If we try to define what a kebaya is, it may prove to be difficult as it is constantly changing to reflect the changing times and fashions that Indonesia is experiencing. Nonetheless, it is possible to make some generalizations about the kebaya. Most Kebaya are made from a lace brocade. Most kebaya fabric uses a floral motif either printed or woven into the textile and its length can fall somewhere from above the waist to below the knee. It usually, but not always, has long sleeves. It is usually fastened at the front, and if not, then gives a semblance of doing so. Some variations of the kebaya will use a batik sash, which is coordinated with the kain, draped over the shoulder as an added accessory.

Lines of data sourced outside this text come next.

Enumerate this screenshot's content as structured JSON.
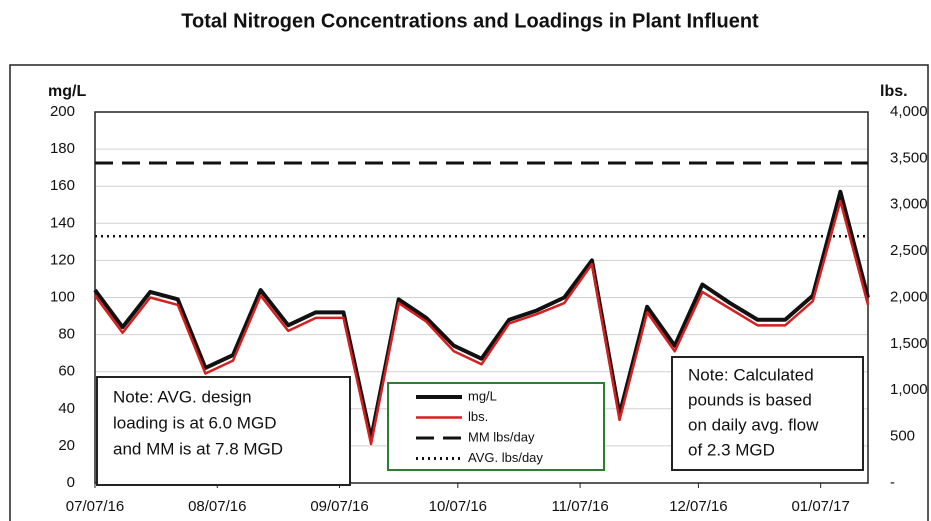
{
  "chart_data": {
    "type": "line",
    "title": "Total Nitrogen Concentrations and Loadings in Plant Influent",
    "y_label": "mg/L",
    "y2_label": "lbs.",
    "x": [
      "07/07/16",
      "07/14/16",
      "07/21/16",
      "07/28/16",
      "08/04/16",
      "08/11/16",
      "08/18/16",
      "08/25/16",
      "09/01/16",
      "09/08/16",
      "09/15/16",
      "09/22/16",
      "09/29/16",
      "10/06/16",
      "10/13/16",
      "10/20/16",
      "10/27/16",
      "11/03/16",
      "11/10/16",
      "11/17/16",
      "11/24/16",
      "12/01/16",
      "12/08/16",
      "12/15/16",
      "12/22/16",
      "12/29/16",
      "01/05/17",
      "01/12/17",
      "01/19/17"
    ],
    "xlim": [
      "07/07/16",
      "01/19/17"
    ],
    "xticks": [
      "07/07/16",
      "08/07/16",
      "09/07/16",
      "10/07/16",
      "11/07/16",
      "12/07/16",
      "01/07/17"
    ],
    "ylim": [
      0,
      200
    ],
    "yticks": [
      0,
      20,
      40,
      60,
      80,
      100,
      120,
      140,
      160,
      180,
      200
    ],
    "y2lim": [
      0,
      4000
    ],
    "y2ticks": [
      {
        "value": 0,
        "label": "-"
      },
      500,
      {
        "value": 1000,
        "label": "1,000"
      },
      {
        "value": 1500,
        "label": "1,500"
      },
      {
        "value": 2000,
        "label": "2,000"
      },
      {
        "value": 2500,
        "label": "2,500"
      },
      {
        "value": 3000,
        "label": "3,000"
      },
      {
        "value": 3500,
        "label": "3,500"
      },
      {
        "value": 4000,
        "label": "4,000"
      }
    ],
    "grid": true,
    "series": [
      {
        "name": "mg/L",
        "color": "#111111",
        "values": [
          104,
          84,
          103,
          99,
          62,
          69,
          104,
          85,
          92,
          92,
          24,
          99,
          89,
          74,
          67,
          88,
          93,
          100,
          120,
          37,
          95,
          74,
          107,
          97,
          88,
          88,
          101,
          157,
          100
        ]
      },
      {
        "name": "lbs.",
        "color": "#d42020",
        "axis": "y2",
        "values": [
          2020,
          1620,
          2000,
          1920,
          1180,
          1320,
          2020,
          1640,
          1780,
          1780,
          420,
          1940,
          1740,
          1420,
          1280,
          1720,
          1820,
          1940,
          2360,
          680,
          1840,
          1420,
          2060,
          1880,
          1700,
          1700,
          1960,
          3040,
          1920
        ]
      }
    ],
    "reference_lines": [
      {
        "name": "MM lbs/day",
        "value": 3450,
        "axis": "y2",
        "style": "dashed",
        "color": "#111111"
      },
      {
        "name": "AVG. lbs/day",
        "value": 2660,
        "axis": "y2",
        "style": "dotted",
        "color": "#111111"
      }
    ],
    "annotations": [
      {
        "lines": [
          "Note: AVG. design",
          "loading is at 6.0 MGD",
          "and MM is at 7.8 MGD"
        ]
      },
      {
        "lines": [
          "Note: Calculated",
          "pounds is based",
          "on daily avg. flow",
          "of 2.3 MGD"
        ]
      }
    ]
  }
}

Although women in the market can be seen wearing kebaya, we can also see exquisite variations of them in government gatherings and parties and high society social functions. The beauty of this national dress is undeniable. Some of the most influential women in Indonesia are married in kebaya that can be described as “works of art” with their hand embroidered detailing and beading. Designers such as Ami Amianto have helped to promote the kebaya not only as a important part of Indonesian clothing history but as a very beautiful item of clothing that Indonesian women are proud to wear.
So the next time you see a women wearing a kebaya you will understand that she is not just wearing a functional piece of clothing but she is also wearing a symbol of Indoneia’s cultural history which represents national symbolism and high fashion too!